- Textures are taking 90 seconds [ Total 900 textures with total size 1056 MB]
- 820 MB [509 files] of the above textures are in DDS format , texture size is power of 2, and is DXT5
- 242 MB [392 files] of the above textures are in PNG format , where texture size is not power of 2 and is random
It would be better to not have a monolithic load for these, if you can design it to load them asynchronously at a less critical stage, the better for your game.
That said, let's check some things:
Are you loading the DDS images directly into a single location in memory using the fastest operations and a single call? That is, if you are reading and parsing the DDS images as you go along that is the wrong approach. As it is Windows, that means using asynchronous IO and callbacks. Open the files with CreateFile using the FILE_FLAG_OVERLAPPED and FILE_FLAG_SEQUENTIAL_SCAN flags, and use ReadFile to read the entire file into a single buffer at a time. Send all 509 file requests to the OS at once and it will intelligently take steps to minimize disk seeks, and pick up pieces of other files as the heads move across the platter. They'll each report back when the individual files are done.

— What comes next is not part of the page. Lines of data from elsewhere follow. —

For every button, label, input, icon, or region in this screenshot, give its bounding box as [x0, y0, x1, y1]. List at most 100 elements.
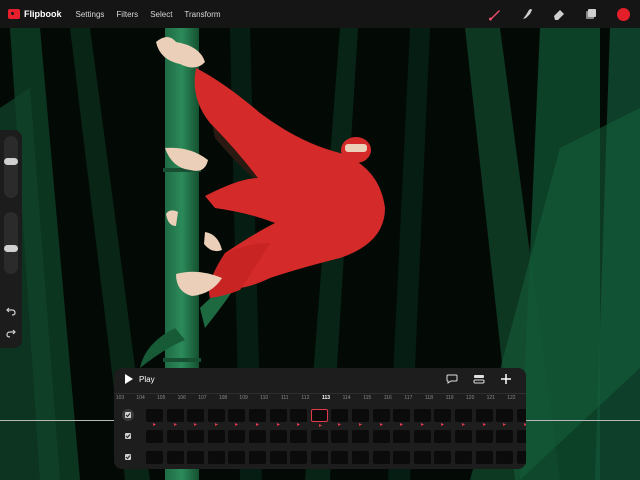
app-brand[interactable]: Flipbook — [8, 9, 62, 19]
menu-transform[interactable]: Transform — [184, 10, 220, 19]
frame-cell[interactable] — [207, 451, 225, 464]
layers-toggle-button[interactable] — [472, 372, 486, 386]
frame-cell[interactable] — [290, 430, 308, 443]
frame-cell[interactable] — [207, 409, 225, 426]
comment-button[interactable] — [445, 372, 459, 386]
frame-cell[interactable] — [496, 409, 514, 426]
frame-number[interactable]: 107 — [192, 395, 212, 401]
frame-ruler[interactable]: 103 104 105 106 107 108 109 110 111 112 113 114 115 1… — [114, 393, 526, 404]
frame-cell[interactable] — [455, 409, 472, 426]
frame-number[interactable]: 109 — [234, 395, 254, 401]
frame-cell[interactable] — [331, 430, 349, 443]
frame-cell[interactable] — [516, 451, 526, 464]
frame-cell[interactable] — [372, 409, 390, 426]
frame-cell[interactable] — [228, 451, 246, 464]
frame-cell[interactable] — [269, 430, 287, 443]
frame-cell[interactable] — [166, 430, 184, 443]
frame-cell[interactable] — [146, 409, 163, 426]
frame-cell[interactable] — [310, 409, 328, 427]
menu-select[interactable]: Select — [150, 10, 172, 19]
frame-number[interactable]: 119 — [440, 395, 460, 401]
frame-number[interactable]: 115 — [357, 395, 377, 401]
frame-cell[interactable] — [413, 451, 431, 464]
frame-cell[interactable] — [146, 451, 163, 464]
frame-cell[interactable] — [331, 409, 349, 426]
opacity-slider[interactable] — [4, 212, 18, 274]
menu-settings[interactable]: Settings — [76, 10, 105, 19]
frame-cell[interactable] — [393, 451, 411, 464]
frame-cell[interactable] — [249, 430, 266, 443]
frame-cell[interactable] — [290, 451, 308, 464]
frame-number[interactable]: 112 — [295, 395, 315, 401]
layer-visibility-checkbox[interactable] — [122, 451, 134, 463]
frame-cell[interactable] — [496, 451, 514, 464]
menu-filters[interactable]: Filters — [116, 10, 138, 19]
frame-number[interactable]: 117 — [398, 395, 418, 401]
frame-cell[interactable] — [455, 430, 472, 443]
frame-cell[interactable] — [434, 430, 452, 443]
frame-number[interactable]: 113 — [316, 395, 336, 401]
frame-number[interactable]: 103 — [114, 395, 130, 401]
frame-cell[interactable] — [249, 451, 266, 464]
frame-cell[interactable] — [516, 409, 526, 426]
frame-number[interactable]: 111 — [275, 395, 295, 401]
frame-cell[interactable] — [166, 451, 184, 464]
frame-cell[interactable] — [413, 409, 431, 426]
frame-cell[interactable] — [455, 451, 472, 464]
layer-visibility-checkbox[interactable] — [122, 430, 134, 442]
undo-button[interactable] — [4, 304, 18, 318]
frame-cell[interactable] — [187, 430, 205, 443]
frame-cell[interactable] — [475, 430, 493, 443]
brush-size-slider[interactable] — [4, 136, 18, 198]
frame-cell[interactable] — [310, 451, 328, 464]
frame-cell[interactable] — [228, 409, 246, 426]
frame-number[interactable]: 106 — [172, 395, 192, 401]
frame-number[interactable]: 116 — [378, 395, 398, 401]
frame-number[interactable]: 123 — [522, 395, 526, 401]
frame-cell[interactable] — [516, 430, 526, 443]
frame-number[interactable]: 104 — [131, 395, 151, 401]
layers-tool-button[interactable] — [582, 5, 600, 23]
play-button[interactable]: Play — [124, 373, 155, 385]
frame-number[interactable]: 108 — [213, 395, 233, 401]
frame-cell[interactable] — [249, 409, 266, 426]
frame-cell[interactable] — [372, 451, 390, 464]
frame-number[interactable]: 114 — [337, 395, 357, 401]
add-frame-button[interactable] — [499, 372, 513, 386]
frame-cell[interactable] — [413, 430, 431, 443]
brush-size-thumb[interactable] — [4, 158, 18, 165]
redo-button[interactable] — [4, 326, 18, 340]
frame-number[interactable]: 122 — [501, 395, 521, 401]
frame-cell[interactable] — [393, 409, 411, 426]
frame-cell[interactable] — [475, 409, 493, 426]
frame-cell[interactable] — [290, 409, 308, 426]
frame-cell[interactable] — [372, 430, 390, 443]
eraser-tool-button[interactable] — [550, 5, 568, 23]
smudge-tool-button[interactable] — [518, 5, 536, 23]
frame-number[interactable]: 110 — [254, 395, 274, 401]
frame-cell[interactable] — [434, 451, 452, 464]
frame-number[interactable]: 120 — [460, 395, 480, 401]
frame-number[interactable]: 105 — [151, 395, 171, 401]
frame-cell[interactable] — [207, 430, 225, 443]
brush-tool-button[interactable] — [486, 5, 504, 23]
frame-cell[interactable] — [352, 430, 369, 443]
opacity-thumb[interactable] — [4, 245, 18, 252]
frame-cell[interactable] — [310, 430, 328, 443]
frame-number[interactable]: 118 — [419, 395, 439, 401]
frame-cell[interactable] — [331, 451, 349, 464]
frame-cell[interactable] — [352, 409, 369, 426]
frame-cell[interactable] — [146, 430, 163, 443]
frame-cell[interactable] — [496, 430, 514, 443]
frame-cell[interactable] — [269, 409, 287, 426]
layer-visibility-checkbox[interactable] — [122, 409, 134, 421]
frame-number[interactable]: 121 — [481, 395, 501, 401]
frame-cell[interactable] — [228, 430, 246, 443]
frame-cell[interactable] — [475, 451, 493, 464]
frame-cell[interactable] — [393, 430, 411, 443]
frame-cell[interactable] — [166, 409, 184, 426]
frame-cell[interactable] — [269, 451, 287, 464]
frame-cell[interactable] — [187, 451, 205, 464]
frame-cell[interactable] — [434, 409, 452, 426]
frame-cell[interactable] — [187, 409, 205, 426]
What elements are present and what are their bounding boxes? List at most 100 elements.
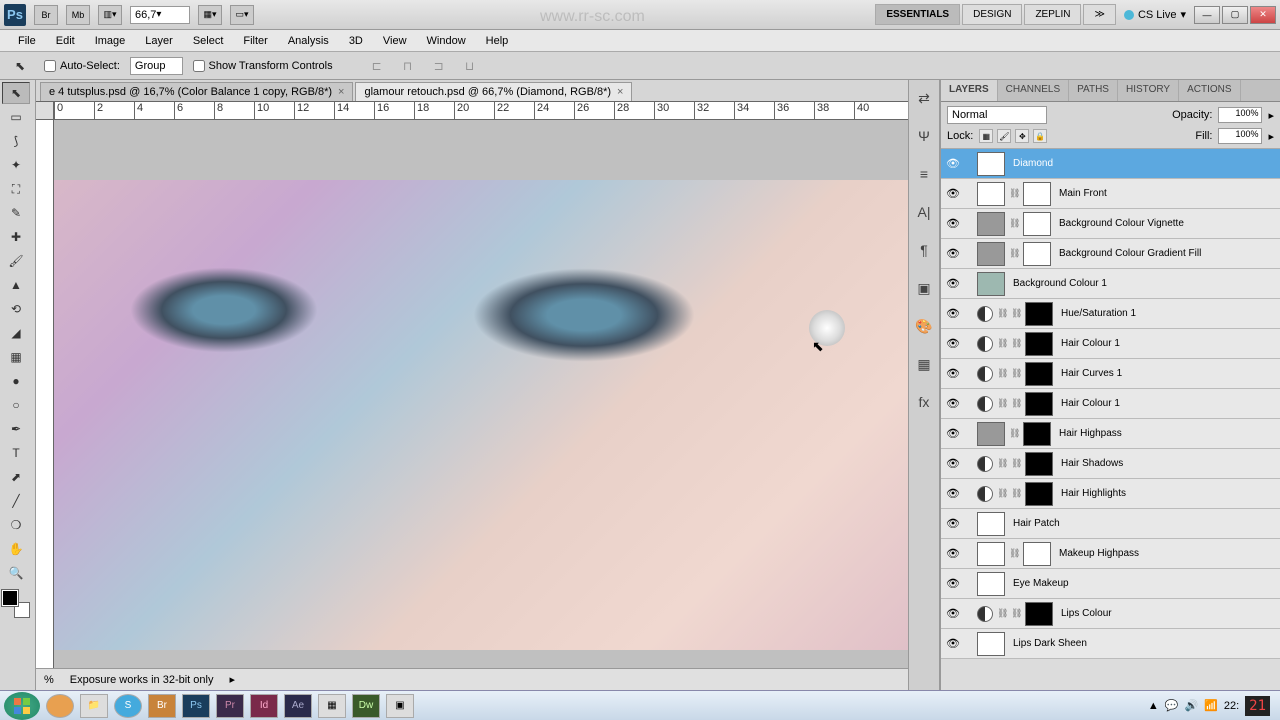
dodge-tool[interactable]: ○ xyxy=(2,394,30,416)
mask-thumbnail[interactable] xyxy=(1025,302,1053,326)
blend-mode-select[interactable]: Normal xyxy=(947,106,1047,124)
view-extras-button[interactable]: ▦▾ xyxy=(198,5,222,25)
menu-help[interactable]: Help xyxy=(476,32,519,50)
eyedropper-tool[interactable]: ✎ xyxy=(2,202,30,224)
minibridge-button[interactable]: Mb xyxy=(66,5,90,25)
layer-row[interactable]: 👁⛓Hair Highpass xyxy=(941,419,1280,449)
close-button[interactable]: ✕ xyxy=(1250,6,1276,24)
menu-3d[interactable]: 3D xyxy=(339,32,373,50)
workspace-essentials[interactable]: ESSENTIALS xyxy=(875,4,960,25)
layer-name-label[interactable]: Hue/Saturation 1 xyxy=(1061,308,1136,319)
layer-row[interactable]: 👁⛓Background Colour Vignette xyxy=(941,209,1280,239)
foreground-color-swatch[interactable] xyxy=(2,590,18,606)
document-tab-1[interactable]: e 4 tutsplus.psd @ 16,7% (Color Balance … xyxy=(40,82,353,101)
layer-thumbnail[interactable] xyxy=(977,422,1005,446)
layer-name-label[interactable]: Hair Highpass xyxy=(1059,428,1122,439)
gradient-tool[interactable]: ▦ xyxy=(2,346,30,368)
menu-analysis[interactable]: Analysis xyxy=(278,32,339,50)
panel-icon[interactable]: ▣ xyxy=(913,278,935,298)
brush-tool[interactable]: 🖌 xyxy=(2,250,30,272)
layer-name-label[interactable]: Hair Patch xyxy=(1013,518,1060,529)
layer-thumbnail[interactable] xyxy=(977,182,1005,206)
layer-thumbnail[interactable] xyxy=(977,212,1005,236)
layer-thumbnail[interactable] xyxy=(977,542,1005,566)
layer-thumbnail[interactable] xyxy=(977,242,1005,266)
layer-row[interactable]: 👁⛓Makeup Highpass xyxy=(941,539,1280,569)
start-button[interactable] xyxy=(4,692,40,720)
visibility-eye-icon[interactable]: 👁 xyxy=(945,546,961,562)
tab-layers[interactable]: LAYERS xyxy=(941,80,998,101)
layer-name-label[interactable]: Eye Makeup xyxy=(1013,578,1069,589)
workspace-design[interactable]: DESIGN xyxy=(962,4,1022,25)
visibility-eye-icon[interactable]: 👁 xyxy=(945,216,961,232)
marquee-tool[interactable]: ▭ xyxy=(2,106,30,128)
layer-name-label[interactable]: Diamond xyxy=(1013,158,1053,169)
eraser-tool[interactable]: ◢ xyxy=(2,322,30,344)
layer-thumbnail[interactable] xyxy=(977,512,1005,536)
taskbar-app-icon[interactable]: ▣ xyxy=(386,694,414,718)
status-arrow-icon[interactable]: ▸ xyxy=(229,673,235,686)
crop-tool[interactable]: ⛶ xyxy=(2,178,30,200)
taskbar-explorer-icon[interactable]: 📁 xyxy=(80,694,108,718)
3d-tool[interactable]: ❍ xyxy=(2,514,30,536)
visibility-eye-icon[interactable]: 👁 xyxy=(945,336,961,352)
lasso-tool[interactable]: ⟆ xyxy=(2,130,30,152)
mask-thumbnail[interactable] xyxy=(1025,452,1053,476)
layer-name-label[interactable]: Hair Colour 1 xyxy=(1061,398,1120,409)
visibility-eye-icon[interactable]: 👁 xyxy=(945,366,961,382)
auto-select-target[interactable]: Group xyxy=(130,57,183,75)
menu-view[interactable]: View xyxy=(373,32,417,50)
taskbar-skype-icon[interactable]: S xyxy=(114,694,142,718)
layer-row[interactable]: 👁⛓⛓Hair Curves 1 xyxy=(941,359,1280,389)
ruler-vertical[interactable] xyxy=(36,120,54,668)
document-tab-2[interactable]: glamour retouch.psd @ 66,7% (Diamond, RG… xyxy=(355,82,632,101)
tray-icon[interactable]: 📶 xyxy=(1204,699,1218,712)
mask-thumbnail[interactable] xyxy=(1023,542,1051,566)
status-zoom[interactable]: % xyxy=(44,674,54,686)
mask-thumbnail[interactable] xyxy=(1023,242,1051,266)
stamp-tool[interactable]: ▲ xyxy=(2,274,30,296)
lock-transparency-icon[interactable]: ▦ xyxy=(979,129,993,143)
pen-tool[interactable]: ✒ xyxy=(2,418,30,440)
mask-thumbnail[interactable] xyxy=(1023,212,1051,236)
menu-layer[interactable]: Layer xyxy=(135,32,183,50)
taskbar-firefox-icon[interactable] xyxy=(46,694,74,718)
panel-icon[interactable]: Ψ xyxy=(913,126,935,146)
taskbar-dreamweaver-icon[interactable]: Dw xyxy=(352,694,380,718)
ruler-origin[interactable] xyxy=(36,102,54,120)
layer-row[interactable]: 👁⛓⛓Hair Colour 1 xyxy=(941,389,1280,419)
tray-icon[interactable]: 💬 xyxy=(1165,699,1179,712)
mask-thumbnail[interactable] xyxy=(1023,182,1051,206)
menu-file[interactable]: File xyxy=(8,32,46,50)
visibility-eye-icon[interactable]: 👁 xyxy=(945,396,961,412)
layer-name-label[interactable]: Hair Shadows xyxy=(1061,458,1123,469)
layer-row[interactable]: 👁⛓⛓Hair Colour 1 xyxy=(941,329,1280,359)
swatches-panel-icon[interactable]: ▦ xyxy=(913,354,935,374)
tab-paths[interactable]: PATHS xyxy=(1069,80,1118,101)
hand-tool[interactable]: ✋ xyxy=(2,538,30,560)
layer-row[interactable]: 👁⛓⛓Hair Shadows xyxy=(941,449,1280,479)
workspace-zeplin[interactable]: ZEPLIN xyxy=(1024,4,1081,25)
tray-time[interactable]: 22: xyxy=(1224,700,1239,712)
type-tool[interactable]: T xyxy=(2,442,30,464)
workspace-more[interactable]: ≫ xyxy=(1083,4,1115,25)
tab-channels[interactable]: CHANNELS xyxy=(998,80,1069,101)
layer-name-label[interactable]: Hair Curves 1 xyxy=(1061,368,1122,379)
visibility-eye-icon[interactable]: 👁 xyxy=(945,636,961,652)
screen-mode-button[interactable]: ▥▾ xyxy=(98,5,122,25)
tray-icon[interactable]: ▲ xyxy=(1148,700,1159,712)
taskbar-premiere-icon[interactable]: Pr xyxy=(216,694,244,718)
mask-thumbnail[interactable] xyxy=(1025,602,1053,626)
layer-thumbnail[interactable] xyxy=(977,152,1005,176)
cs-live-button[interactable]: CS Live ▾ xyxy=(1118,8,1192,21)
ruler-horizontal[interactable]: 0246810121416182022242628303234363840 xyxy=(36,102,908,120)
status-info[interactable]: Exposure works in 32-bit only xyxy=(70,674,214,686)
taskbar-aftereffects-icon[interactable]: Ae xyxy=(284,694,312,718)
menu-window[interactable]: Window xyxy=(417,32,476,50)
character-panel-icon[interactable]: A| xyxy=(913,202,935,222)
menu-select[interactable]: Select xyxy=(183,32,234,50)
layer-name-label[interactable]: Main Front xyxy=(1059,188,1107,199)
lock-pixels-icon[interactable]: 🖌 xyxy=(997,129,1011,143)
layer-row[interactable]: 👁⛓Main Front xyxy=(941,179,1280,209)
layer-row[interactable]: 👁Eye Makeup xyxy=(941,569,1280,599)
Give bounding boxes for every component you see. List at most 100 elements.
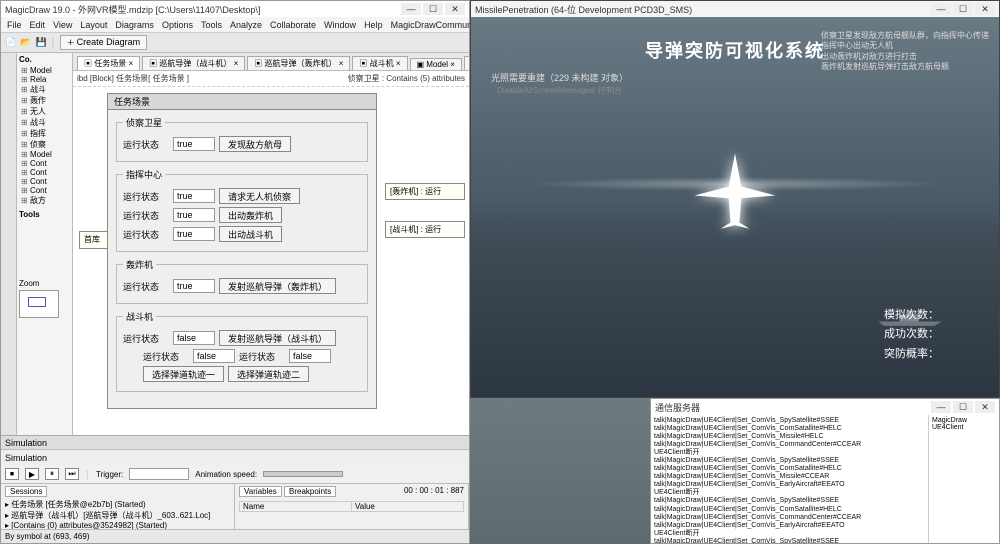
group-legend: 战斗机 (123, 310, 156, 323)
session-item[interactable]: ▸ [Contains (0) attributes@3524982] (Sta… (5, 521, 230, 529)
stat-probability: 突防概率： (884, 345, 939, 365)
tree-item[interactable]: Cont (19, 186, 70, 195)
state-field[interactable]: true (173, 208, 215, 222)
sessions-panel[interactable]: Sessions ▸ 任务场景 [任务场景@e2b7b] (Started)▸ … (1, 484, 235, 529)
action-button[interactable]: 出动轰炸机 (219, 207, 282, 223)
magicdraw-title: MagicDraw 19.0 - 外网VR模型.mdzip [C:\Users\… (5, 3, 260, 16)
magicdraw-titlebar[interactable]: MagicDraw 19.0 - 外网VR模型.mdzip [C:\Users\… (1, 1, 469, 17)
console-close-button[interactable]: ✕ (975, 401, 995, 413)
menu-help[interactable]: Help (364, 20, 383, 30)
editor-tab[interactable]: ▣ 巡航导弹（轰炸机） × (247, 56, 350, 70)
state-field[interactable]: true (173, 227, 215, 241)
sessions-tab[interactable]: Sessions (5, 486, 47, 497)
tree-item[interactable]: Model (19, 66, 70, 75)
maximize-button[interactable]: ☐ (423, 3, 443, 15)
log-line: talk|MagicDraw|UE4Client|Set_ComVis_SpyS… (654, 417, 925, 425)
state-field[interactable]: false (289, 349, 331, 363)
tree-item[interactable]: 战斗 (19, 117, 70, 128)
open-icon[interactable]: 📂 (20, 37, 31, 48)
sim-play-button[interactable]: ▶ (25, 468, 39, 480)
action-button[interactable]: 发射巡航导弹（轰炸机） (219, 278, 336, 294)
editor-tab[interactable]: ▣ 任务场景 × (77, 56, 140, 70)
trigger-select[interactable] (129, 468, 189, 480)
tree-item[interactable]: 敌方 (19, 195, 70, 206)
menu-view[interactable]: View (53, 20, 72, 30)
session-item[interactable]: ▸ 巡航导弹（战斗机）[巡航导弹（战斗机）_603..621.Loc] (5, 510, 230, 521)
minimize-button[interactable]: — (401, 3, 421, 15)
tree-item[interactable]: Cont (19, 159, 70, 168)
sim-step-button[interactable]: ⏭ (65, 468, 79, 480)
containment-tree-panel[interactable]: Co. ModelRela战斗轰作无人战斗指挥侦察ModelContContCo… (17, 53, 73, 435)
action-button[interactable]: 选择弹道轨迹一 (143, 366, 224, 382)
action-button[interactable]: 出动战斗机 (219, 226, 282, 242)
menu-collaborate[interactable]: Collaborate (270, 20, 316, 30)
zoom-overview[interactable] (19, 290, 59, 318)
menu-diagrams[interactable]: Diagrams (115, 20, 154, 30)
session-item[interactable]: ▸ 任务场景 [任务场景@e2b7b] (Started) (5, 499, 230, 510)
console-log[interactable]: talk|MagicDraw|UE4Client|Set_ComVis_SpyS… (651, 415, 929, 543)
state-field[interactable]: false (173, 331, 215, 345)
create-diagram-button[interactable]: 🞣 Create Diagram (60, 35, 147, 50)
tree-item[interactable]: Rela (19, 75, 70, 84)
state-field[interactable]: true (173, 137, 215, 151)
breakpoints-tab[interactable]: Breakpoints (284, 486, 336, 497)
log-line: talk|MagicDraw|UE4Client|Set_ComVis_ComS… (654, 425, 925, 433)
console-minimize-button[interactable]: — (931, 401, 951, 413)
viz-title-text: MissilePenetration (64-位 Development PCD… (475, 3, 692, 16)
sim-pause-button[interactable]: ⏸ (45, 468, 59, 480)
menu-options[interactable]: Options (162, 20, 193, 30)
menu-layout[interactable]: Layout (80, 20, 107, 30)
action-button[interactable]: 选择弹道轨迹二 (228, 366, 309, 382)
close-button[interactable]: ✕ (445, 3, 465, 15)
field-label: 运行状态 (123, 209, 169, 222)
menu-analyze[interactable]: Analyze (230, 20, 262, 30)
client-item[interactable]: UE4Client (932, 424, 996, 431)
tree-item[interactable]: Cont (19, 177, 70, 186)
save-icon[interactable]: 💾 (35, 37, 46, 48)
tree-item[interactable]: 战斗 (19, 84, 70, 95)
state-field[interactable]: true (173, 279, 215, 293)
editor-tab[interactable]: ▣ 巡航导弹（战斗机） × (142, 56, 245, 70)
tree-item[interactable]: 无人 (19, 106, 70, 117)
action-button[interactable]: 发现敌方航母 (219, 136, 291, 152)
block-right-2[interactable]: [战斗机] : 运行 (385, 221, 465, 238)
clients-list[interactable]: MagicDrawUE4Client (929, 415, 999, 543)
block-right-1[interactable]: [轰炸机] : 运行 (385, 183, 465, 200)
menu-window[interactable]: Window (324, 20, 356, 30)
viz-close-button[interactable]: ✕ (975, 3, 995, 15)
viz-titlebar[interactable]: MissilePenetration (64-位 Development PCD… (471, 1, 999, 17)
tree-item[interactable]: Model (19, 150, 70, 159)
console-maximize-button[interactable]: ☐ (953, 401, 973, 413)
editor-tab[interactable]: ▣ 战斗机 × (352, 56, 407, 70)
action-button[interactable]: 发射巡航导弹（战斗机） (219, 330, 336, 346)
anim-speed-slider[interactable] (263, 471, 343, 477)
simulation-tab[interactable]: Simulation (1, 435, 469, 449)
simulation-panel-header: Simulation (1, 449, 469, 465)
action-button[interactable]: 请求无人机侦察 (219, 188, 300, 204)
editor-tab[interactable]: ▣ Model × (410, 58, 462, 70)
client-item[interactable]: MagicDraw (932, 417, 996, 424)
tree-item[interactable]: 轰作 (19, 95, 70, 106)
variables-tab[interactable]: Variables (239, 486, 282, 497)
menu-tools[interactable]: Tools (201, 20, 222, 30)
tree-item[interactable]: Cont (19, 168, 70, 177)
new-icon[interactable]: 📄 (5, 37, 16, 48)
viz-3d-viewport[interactable]: 导弹突防可视化系统 侦察卫星发现敌方航母舰队群，向指挥中心传递指挥中心出动无人机… (471, 17, 999, 397)
tree-item[interactable]: 侦察 (19, 139, 70, 150)
viz-maximize-button[interactable]: ☐ (953, 3, 973, 15)
log-line: talk|MagicDraw|UE4Client|Set_ComVis_SpyS… (654, 497, 925, 505)
menu-edit[interactable]: Edit (30, 20, 46, 30)
console-titlebar[interactable]: 通信服务器 — ☐ ✕ (651, 399, 999, 415)
variables-panel[interactable]: Variables Breakpoints 00 : 00 : 01 : 887… (235, 484, 469, 529)
viz-minimize-button[interactable]: — (931, 3, 951, 15)
editor-tab[interactable]: ▣ 战斗机 × (464, 56, 469, 70)
tree-item[interactable]: 指挥 (19, 128, 70, 139)
state-field[interactable]: true (173, 189, 215, 203)
state-field[interactable]: false (193, 349, 235, 363)
dialog-titlebar[interactable]: 任务场景 (107, 93, 377, 109)
editor-tabs: ▣ 任务场景 ×▣ 巡航导弹（战斗机） ×▣ 巡航导弹（轰炸机） ×▣ 战斗机 … (73, 53, 469, 71)
sim-stop-button[interactable]: ⏹ (5, 468, 19, 480)
menu-file[interactable]: File (7, 20, 22, 30)
field-label: 运行状态 (123, 138, 169, 151)
log-line: talk|MagicDraw|UE4Client|Set_ComVis_Miss… (654, 473, 925, 481)
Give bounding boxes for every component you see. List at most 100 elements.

If you do that, loading the 820 MB of textures should approach whatever the ideal transfer speed is from your disk. For a spindle drive that may be anywhere from 15 to 40 seconds. If instead your machine has a quality modern SSD, the time could be about three seconds.
For your 400 PNG files, the most direct answer is "Don't Do That!" DDS can be used directly from disk but PNG files need to be decoded, meaning you need time and space to process each one. Transform them as a build step if at all possible so you avoid the enormous runtime hit.
The exact decompress time will depends on the details of the image and the library.
If for some reason you absolutely must have PNG files rather than DDS files, parallelism is your friend. Make sure every processor is working. Depending on the libraries you are using that likely means multiple image decoders per virtual processor. (For strictly processor-bound tasks it is often best to have a 1:1 ratio, but that probably isn't what is taking place.) It will depend internally on how they are doing the work. If internally they are doing slow operations like blocking file reads and blocking memory tasks, you might consider going 2x, 3x, 4x or more per processor since they'll be spending so much time in those other non-compute operations.
If at all possible, use DDS files loaded directly into memory and not parsed.